Potential hepatotoxicity and thrombosis risk for GalNAc-HCII in HA mice (A) The toxicity effect on liver functions after repeated dosing of GalNAc-HCII or GalNAc-control at a concentration of 30 mg/kg in WT and HA mice (n = 6 for each group), including ALT, AST, T-BIL, D-BIL, and ALB. Bars represent the group mean ± SD. A one-way ANOVA test followed by a multiple comparison test was used. ^ap < 0.05 versus WT mice with PBS; ^bp < 0.05 versus HA mice with PBS. (B) H&E staining of liver sections prepared to explore the microscopic appearance of hepatotoxicity in WT and HA mice (n = 6 for each group) dosed with GalNAc-HCII or GalNAc-control at 30 mg/kg for six times. WT (n = 6) and HA mice (n = 6) with PBS were used as controls.

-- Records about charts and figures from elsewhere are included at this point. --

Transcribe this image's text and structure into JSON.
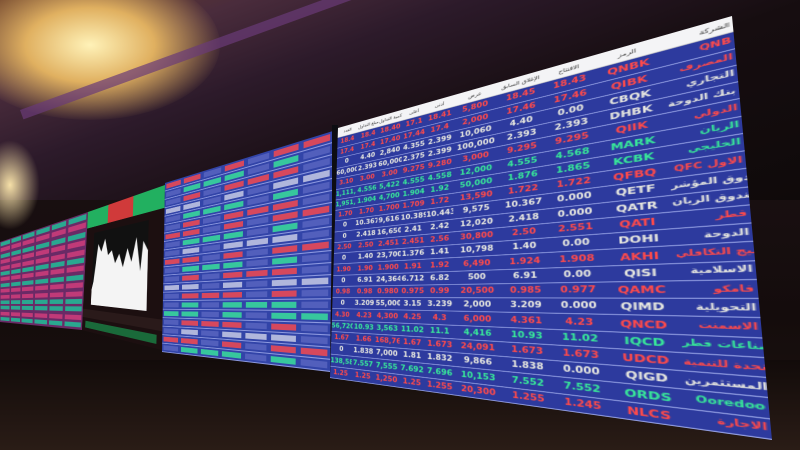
{
  "scene": "stock exchange display board",
  "colors": {
    "board_bg": "#2d3a9e",
    "up": "#38e89a",
    "down": "#ff4a4a",
    "unchanged": "#e8e8e0"
  },
  "main_board": {
    "headers": [
      "العدد",
      "مبلغ التداول",
      "كمية التداول",
      "أعلى",
      "أدنى",
      "عرض",
      "الإغلاق السابق",
      "الافتتاح",
      "الرمز",
      "الشركة"
    ],
    "rows": [
      {
        "name": "QNB",
        "code": "QNBK",
        "extra": [
          "18.4",
          "18.4",
          "18.40",
          "17.1",
          "18.41"
        ],
        "value": "5,800",
        "prev": "18.45",
        "open": "18.43",
        "status": "red"
      },
      {
        "name": "المصرف",
        "code": "QIBK",
        "extra": [
          "17.4",
          "17.4",
          "17.40",
          "17.44",
          "17.4"
        ],
        "value": "2,000",
        "prev": "17.46",
        "open": "17.46",
        "status": "red"
      },
      {
        "name": "التجاري",
        "code": "CBQK",
        "extra": [
          "0",
          "4.40",
          "2,840",
          "4.355",
          "2.399"
        ],
        "value": "10,060",
        "prev": "4.40",
        "open": "0.00",
        "status": "white"
      },
      {
        "name": "بنك الدوحة",
        "code": "DHBK",
        "extra": [
          "60,000",
          "2.393",
          "60,000",
          "2.375",
          "2.399"
        ],
        "value": "100,000",
        "prev": "2.393",
        "open": "2.393",
        "status": "white"
      },
      {
        "name": "الدولي",
        "code": "QIIK",
        "extra": [
          "3.10",
          "3.00",
          "3.00",
          "9.275",
          "9.280"
        ],
        "value": "3,000",
        "prev": "9.295",
        "open": "9.295",
        "status": "red"
      },
      {
        "name": "الريان",
        "code": "MARK",
        "extra": [
          "1,111,398",
          "4.556",
          "5,422",
          "4.555",
          "4.558"
        ],
        "value": "12,000",
        "prev": "4.555",
        "open": "4.568",
        "status": "green"
      },
      {
        "name": "الخليجي",
        "code": "KCBK",
        "extra": [
          "1,951,425",
          "1.904",
          "4,700",
          "1.904",
          "1.92"
        ],
        "value": "50,000",
        "prev": "1.876",
        "open": "1.865",
        "status": "green"
      },
      {
        "name": "QFC الأول",
        "code": "QFBQ",
        "extra": [
          "1.70",
          "1.70",
          "1.700",
          "1.709",
          "1.72"
        ],
        "value": "13,590",
        "prev": "1.722",
        "open": "1.722",
        "status": "red"
      },
      {
        "name": "صندوق المؤشر",
        "code": "QETF",
        "extra": [
          "0",
          "10.367",
          "9,616",
          "10.389",
          "10.443"
        ],
        "value": "9,575",
        "prev": "10.367",
        "open": "0.000",
        "status": "white"
      },
      {
        "name": "صندوق الريان",
        "code": "QATR",
        "extra": [
          "0",
          "2.418",
          "16,650",
          "2.41",
          "2.42"
        ],
        "value": "12,020",
        "prev": "2.418",
        "open": "0.000",
        "status": "white"
      },
      {
        "name": "قطر",
        "code": "QATI",
        "extra": [
          "2.50",
          "2.50",
          "2.451",
          "2.451",
          "2.56"
        ],
        "value": "30,800",
        "prev": "2.50",
        "open": "2.551",
        "status": "red"
      },
      {
        "name": "الدوحة",
        "code": "DOHI",
        "extra": [
          "0",
          "1.40",
          "23,700",
          "1.376",
          "1.41"
        ],
        "value": "10,798",
        "prev": "1.40",
        "open": "0.00",
        "status": "white"
      },
      {
        "name": "الخليج التكافلي",
        "code": "AKHI",
        "extra": [
          "1.90",
          "1.90",
          "1.900",
          "1.91",
          "1.92"
        ],
        "value": "6,490",
        "prev": "1.924",
        "open": "1.908",
        "status": "red"
      },
      {
        "name": "الاسلامية",
        "code": "QISI",
        "extra": [
          "0",
          "6.91",
          "24,364",
          "6.712",
          "6.82"
        ],
        "value": "500",
        "prev": "6.91",
        "open": "0.00",
        "status": "white"
      },
      {
        "name": "قامكو",
        "code": "QAMC",
        "extra": [
          "0.98",
          "0.98",
          "0.980",
          "0.975",
          "0.99"
        ],
        "value": "20,500",
        "prev": "0.985",
        "open": "0.977",
        "status": "red"
      },
      {
        "name": "التحويلية",
        "code": "QIMD",
        "extra": [
          "0",
          "3.209",
          "55,000",
          "3.15",
          "3.239"
        ],
        "value": "2,000",
        "prev": "3.209",
        "open": "0.000",
        "status": "white"
      },
      {
        "name": "الاسمنت",
        "code": "QNCD",
        "extra": [
          "4.30",
          "4.23",
          "4,300",
          "4.25",
          "4.3"
        ],
        "value": "6,000",
        "prev": "4.361",
        "open": "4.23",
        "status": "red"
      },
      {
        "name": "صناعات قطر",
        "code": "IQCD",
        "extra": [
          "56,720",
          "10.93",
          "3,563",
          "11.02",
          "11.1"
        ],
        "value": "4,416",
        "prev": "10.93",
        "open": "11.02",
        "status": "green"
      },
      {
        "name": "المتحدة للتنمية",
        "code": "UDCD",
        "extra": [
          "1.67",
          "1.66",
          "168,761",
          "1.67",
          "1.673"
        ],
        "value": "24,091",
        "prev": "1.673",
        "open": "1.673",
        "status": "red"
      },
      {
        "name": "المستثمرين",
        "code": "QIGD",
        "extra": [
          "0",
          "1.838",
          "7,000",
          "1.81",
          "1.832"
        ],
        "value": "9,866",
        "prev": "1.838",
        "open": "0.000",
        "status": "white"
      },
      {
        "name": "Ooredoo",
        "code": "ORDS",
        "extra": [
          "138,586",
          "7.557",
          "7,555",
          "7.692",
          "7.696"
        ],
        "value": "10,153",
        "prev": "7.552",
        "open": "7.552",
        "status": "green"
      },
      {
        "name": "الاجارة",
        "code": "NLCS",
        "extra": [
          "1.25",
          "1.25",
          "1,250",
          "1.25",
          "1.255"
        ],
        "value": "20,300",
        "prev": "1.255",
        "open": "1.245",
        "status": "red"
      }
    ]
  },
  "middle_board_pattern": [
    "r",
    "g",
    "r",
    "w",
    "g",
    "r",
    "r",
    "g",
    "w",
    "r",
    "g",
    "r",
    "w",
    "r",
    "g",
    "g",
    "r",
    "w",
    "r",
    "g"
  ],
  "left_board_pattern": [
    "g",
    "r",
    "g",
    "r",
    "r",
    "g",
    "r",
    "g",
    "r",
    "r",
    "g",
    "g",
    "r",
    "g"
  ]
}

The black arrow represented punctate hepatocyte necrosis with leukocyte infiltration, and the black triangle represented hepatocyte degeneration. (C) Thrombin generation curves in HA mice dosed with GalNAc-HCII at 30 mg/kg every 2 days for six times or 100 IU/kg rhFVIII once a day for 3 days after the last dosing of GalNAc-HCII. WT and HA mice with PBS were used as controls. Four mice were used for each group. (D) APTT detections in HA mice after frequent dosing of GalNAc-HCII at 30 mg/kg or rhFVIII at 100 IU/kg. WT and HA mice with PBS were used as controls. Four mice were used for each group. Bars represent the group mean ± SD. A one-way ANOVA test followed by a multiple comparison test was used. ^ap < 0.05 versus WT mice with PBS; ^bp < 0.05 versus HA mice with PBS.